$$\require{cancel}$$

# Potential Energy Functions

The potential energy functions for the work done by gravity and by springs make analyzing many situations much easier. In light of this, why don't we construct potential energy functions for the work done by every different type fo force that could possibly act on an object? Of course, one reason is that there are too many different types of forces. Having a potential energy function for the work done by every one of them would lead to so many potential energy functions that it would be hard to keep them all straight.

Another, more subtle reason is that it is impossible to construct potential energy functions for certain forces. A potential energy function must, by definition, be a funciton. Mathematically speaking, a potential energy function of position must assign a single, specific value of potential energy to every position. Functions must be single-valued. If you specify a height off of the ground, or the deformation of the spring, the potential energy function tells you exactly how much energy the system possesses at that position, regardless of the path the object took to reach that position.

In light of this observation, let's try to create a potential energy function to replace the work done by friction.

Imagine sliding an object along a rough surface from point A to point B. If you slide the object along path #1, the force of friction will do a certain amount of work on the object. (This work will be negative because the direction of the force of friction is always in opposition to the change in position of the object.)

If you slide the object along path #2, you should see that the magnitude of the work done by friction will be greater. (Although the frictional force will be the same in magnitude, the distance over which the frictional force acts will be larger. Thus, a larger amount of negative work will be done by friction.)
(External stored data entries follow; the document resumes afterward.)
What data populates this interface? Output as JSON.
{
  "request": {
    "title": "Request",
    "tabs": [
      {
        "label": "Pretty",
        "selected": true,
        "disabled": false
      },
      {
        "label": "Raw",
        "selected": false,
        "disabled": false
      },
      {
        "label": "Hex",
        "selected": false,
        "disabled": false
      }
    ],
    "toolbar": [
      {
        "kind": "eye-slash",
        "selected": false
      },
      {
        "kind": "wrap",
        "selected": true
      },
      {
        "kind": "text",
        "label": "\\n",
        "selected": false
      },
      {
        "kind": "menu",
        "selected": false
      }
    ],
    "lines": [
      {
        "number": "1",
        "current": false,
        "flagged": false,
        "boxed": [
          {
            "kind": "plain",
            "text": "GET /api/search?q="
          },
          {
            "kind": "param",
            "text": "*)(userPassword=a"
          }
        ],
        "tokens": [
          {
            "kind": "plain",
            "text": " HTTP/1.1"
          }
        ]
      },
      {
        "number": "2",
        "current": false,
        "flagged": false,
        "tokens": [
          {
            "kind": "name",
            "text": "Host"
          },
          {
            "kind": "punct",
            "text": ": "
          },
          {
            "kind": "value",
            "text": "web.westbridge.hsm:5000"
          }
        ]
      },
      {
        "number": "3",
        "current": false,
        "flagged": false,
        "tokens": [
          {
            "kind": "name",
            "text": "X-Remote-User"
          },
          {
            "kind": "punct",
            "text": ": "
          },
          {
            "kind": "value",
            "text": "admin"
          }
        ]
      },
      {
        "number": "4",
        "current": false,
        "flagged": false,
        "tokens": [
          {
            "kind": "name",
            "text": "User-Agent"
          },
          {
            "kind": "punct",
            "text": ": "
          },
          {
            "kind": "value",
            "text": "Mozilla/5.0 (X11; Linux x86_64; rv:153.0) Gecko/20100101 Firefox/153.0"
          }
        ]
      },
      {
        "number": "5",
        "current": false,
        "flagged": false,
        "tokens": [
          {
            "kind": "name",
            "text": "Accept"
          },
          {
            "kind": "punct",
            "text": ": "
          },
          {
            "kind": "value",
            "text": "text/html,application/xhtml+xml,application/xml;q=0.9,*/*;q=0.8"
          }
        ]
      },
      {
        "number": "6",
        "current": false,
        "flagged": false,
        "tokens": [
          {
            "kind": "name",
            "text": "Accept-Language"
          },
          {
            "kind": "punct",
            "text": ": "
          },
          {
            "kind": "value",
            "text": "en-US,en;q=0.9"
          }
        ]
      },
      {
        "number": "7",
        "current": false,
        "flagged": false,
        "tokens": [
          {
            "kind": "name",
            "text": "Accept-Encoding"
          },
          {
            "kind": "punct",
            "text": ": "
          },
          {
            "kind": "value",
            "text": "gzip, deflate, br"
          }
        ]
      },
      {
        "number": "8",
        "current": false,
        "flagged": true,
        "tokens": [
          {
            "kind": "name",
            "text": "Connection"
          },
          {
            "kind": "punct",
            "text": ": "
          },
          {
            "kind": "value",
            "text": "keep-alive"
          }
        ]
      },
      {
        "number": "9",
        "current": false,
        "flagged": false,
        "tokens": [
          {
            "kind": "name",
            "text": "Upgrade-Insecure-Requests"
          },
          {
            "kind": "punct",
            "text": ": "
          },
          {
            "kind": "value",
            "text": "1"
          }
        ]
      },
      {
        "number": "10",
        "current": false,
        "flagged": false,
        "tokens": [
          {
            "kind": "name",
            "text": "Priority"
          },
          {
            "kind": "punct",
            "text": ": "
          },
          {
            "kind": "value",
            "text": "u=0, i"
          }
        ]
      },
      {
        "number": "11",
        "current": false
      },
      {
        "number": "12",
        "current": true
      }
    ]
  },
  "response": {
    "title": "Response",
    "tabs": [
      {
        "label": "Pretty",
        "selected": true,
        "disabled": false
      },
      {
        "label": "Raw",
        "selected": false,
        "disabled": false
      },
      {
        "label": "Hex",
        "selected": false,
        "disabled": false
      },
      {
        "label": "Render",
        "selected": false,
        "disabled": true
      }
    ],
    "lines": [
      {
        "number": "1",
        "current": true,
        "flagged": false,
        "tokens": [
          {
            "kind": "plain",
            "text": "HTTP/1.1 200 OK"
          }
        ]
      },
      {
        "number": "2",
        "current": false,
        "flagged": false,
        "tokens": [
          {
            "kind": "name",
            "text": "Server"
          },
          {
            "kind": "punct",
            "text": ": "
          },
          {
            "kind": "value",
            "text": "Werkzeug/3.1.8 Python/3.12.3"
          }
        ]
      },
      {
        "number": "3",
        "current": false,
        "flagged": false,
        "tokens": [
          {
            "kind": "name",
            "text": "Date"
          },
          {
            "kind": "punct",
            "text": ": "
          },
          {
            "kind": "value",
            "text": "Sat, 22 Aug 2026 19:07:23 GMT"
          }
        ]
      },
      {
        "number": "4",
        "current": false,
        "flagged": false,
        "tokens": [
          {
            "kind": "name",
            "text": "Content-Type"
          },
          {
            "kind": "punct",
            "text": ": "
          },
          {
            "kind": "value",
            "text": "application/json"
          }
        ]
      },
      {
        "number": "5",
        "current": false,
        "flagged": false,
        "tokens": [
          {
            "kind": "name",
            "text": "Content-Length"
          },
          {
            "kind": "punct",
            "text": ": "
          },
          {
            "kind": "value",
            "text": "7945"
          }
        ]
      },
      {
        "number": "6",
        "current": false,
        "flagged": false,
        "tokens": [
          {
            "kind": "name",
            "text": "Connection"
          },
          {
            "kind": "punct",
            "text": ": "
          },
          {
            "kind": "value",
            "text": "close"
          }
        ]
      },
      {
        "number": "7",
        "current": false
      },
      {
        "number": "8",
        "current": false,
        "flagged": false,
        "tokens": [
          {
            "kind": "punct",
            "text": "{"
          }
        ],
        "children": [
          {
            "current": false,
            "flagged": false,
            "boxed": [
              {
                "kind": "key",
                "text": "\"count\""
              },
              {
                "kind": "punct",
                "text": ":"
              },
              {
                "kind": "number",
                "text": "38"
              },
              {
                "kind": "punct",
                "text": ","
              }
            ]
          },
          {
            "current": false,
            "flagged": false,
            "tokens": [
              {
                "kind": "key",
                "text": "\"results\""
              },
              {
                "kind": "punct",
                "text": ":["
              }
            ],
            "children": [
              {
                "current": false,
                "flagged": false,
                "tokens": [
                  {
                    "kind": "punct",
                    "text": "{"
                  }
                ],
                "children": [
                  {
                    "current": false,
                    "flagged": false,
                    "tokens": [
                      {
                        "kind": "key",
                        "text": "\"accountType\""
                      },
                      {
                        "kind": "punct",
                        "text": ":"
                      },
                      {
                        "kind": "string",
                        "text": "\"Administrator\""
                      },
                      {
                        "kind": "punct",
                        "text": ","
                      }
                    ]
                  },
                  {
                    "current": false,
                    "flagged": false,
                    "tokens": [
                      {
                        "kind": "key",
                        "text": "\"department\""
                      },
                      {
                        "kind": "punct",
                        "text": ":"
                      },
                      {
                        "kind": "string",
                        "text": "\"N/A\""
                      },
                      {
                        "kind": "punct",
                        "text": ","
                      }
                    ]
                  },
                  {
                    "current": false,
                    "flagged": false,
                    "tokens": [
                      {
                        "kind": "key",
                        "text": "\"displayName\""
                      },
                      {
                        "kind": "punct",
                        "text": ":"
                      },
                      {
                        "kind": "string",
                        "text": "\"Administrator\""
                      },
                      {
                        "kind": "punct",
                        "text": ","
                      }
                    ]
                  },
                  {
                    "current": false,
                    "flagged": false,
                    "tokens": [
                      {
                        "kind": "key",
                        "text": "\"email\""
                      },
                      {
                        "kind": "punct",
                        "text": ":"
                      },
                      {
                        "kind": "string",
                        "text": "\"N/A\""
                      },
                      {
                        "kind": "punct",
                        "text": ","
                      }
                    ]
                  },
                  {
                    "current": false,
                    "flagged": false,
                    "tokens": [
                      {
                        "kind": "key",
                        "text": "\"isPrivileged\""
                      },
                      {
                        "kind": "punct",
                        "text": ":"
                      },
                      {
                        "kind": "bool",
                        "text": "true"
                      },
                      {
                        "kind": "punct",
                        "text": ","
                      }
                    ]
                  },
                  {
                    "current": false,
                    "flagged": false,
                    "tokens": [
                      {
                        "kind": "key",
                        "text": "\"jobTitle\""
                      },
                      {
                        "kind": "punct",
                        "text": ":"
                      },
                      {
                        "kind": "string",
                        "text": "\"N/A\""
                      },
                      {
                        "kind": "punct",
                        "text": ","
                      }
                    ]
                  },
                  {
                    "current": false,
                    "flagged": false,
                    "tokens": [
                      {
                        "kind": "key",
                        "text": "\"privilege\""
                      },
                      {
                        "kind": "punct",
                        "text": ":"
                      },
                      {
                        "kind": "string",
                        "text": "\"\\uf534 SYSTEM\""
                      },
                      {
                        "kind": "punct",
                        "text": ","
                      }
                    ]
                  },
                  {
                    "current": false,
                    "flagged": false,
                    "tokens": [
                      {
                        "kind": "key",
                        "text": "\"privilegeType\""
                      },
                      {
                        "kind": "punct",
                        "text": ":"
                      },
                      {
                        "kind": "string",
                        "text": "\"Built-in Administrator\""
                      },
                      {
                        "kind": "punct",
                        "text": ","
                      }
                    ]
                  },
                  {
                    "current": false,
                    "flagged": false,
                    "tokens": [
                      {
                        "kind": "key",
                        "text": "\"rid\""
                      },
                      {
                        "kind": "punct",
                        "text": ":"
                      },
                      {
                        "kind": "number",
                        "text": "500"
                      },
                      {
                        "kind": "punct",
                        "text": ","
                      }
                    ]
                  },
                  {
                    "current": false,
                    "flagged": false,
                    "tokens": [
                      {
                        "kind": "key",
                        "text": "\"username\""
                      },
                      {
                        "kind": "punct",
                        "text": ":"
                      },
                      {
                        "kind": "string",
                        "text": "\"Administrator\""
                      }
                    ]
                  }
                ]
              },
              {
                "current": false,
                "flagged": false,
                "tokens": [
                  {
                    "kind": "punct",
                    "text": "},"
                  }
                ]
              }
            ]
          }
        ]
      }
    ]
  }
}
Now let's try to create a potential energy function for the work done by friction. Since we are always free to choose a coordinate system, we can choose a system in which the potential energy at A is zero. What is the value for the potential energy at B? Since the work done by friction depends on the path taken from A to B, so must the potential energy. However, this leaves us with a potential energy at B that can be either one of two values, depending on the path taken! Since a function must be single-valued, the work done by friction cannot be represented by a function. You can not create a potential energy function for the work done by friction!

There are also other forces whose work can not be represented by a potential energy function. In general, forces whose work can be represented by a potential energy function are termed conservative forces, while those for which potential energy functions can not be constructed are termed non-conservative.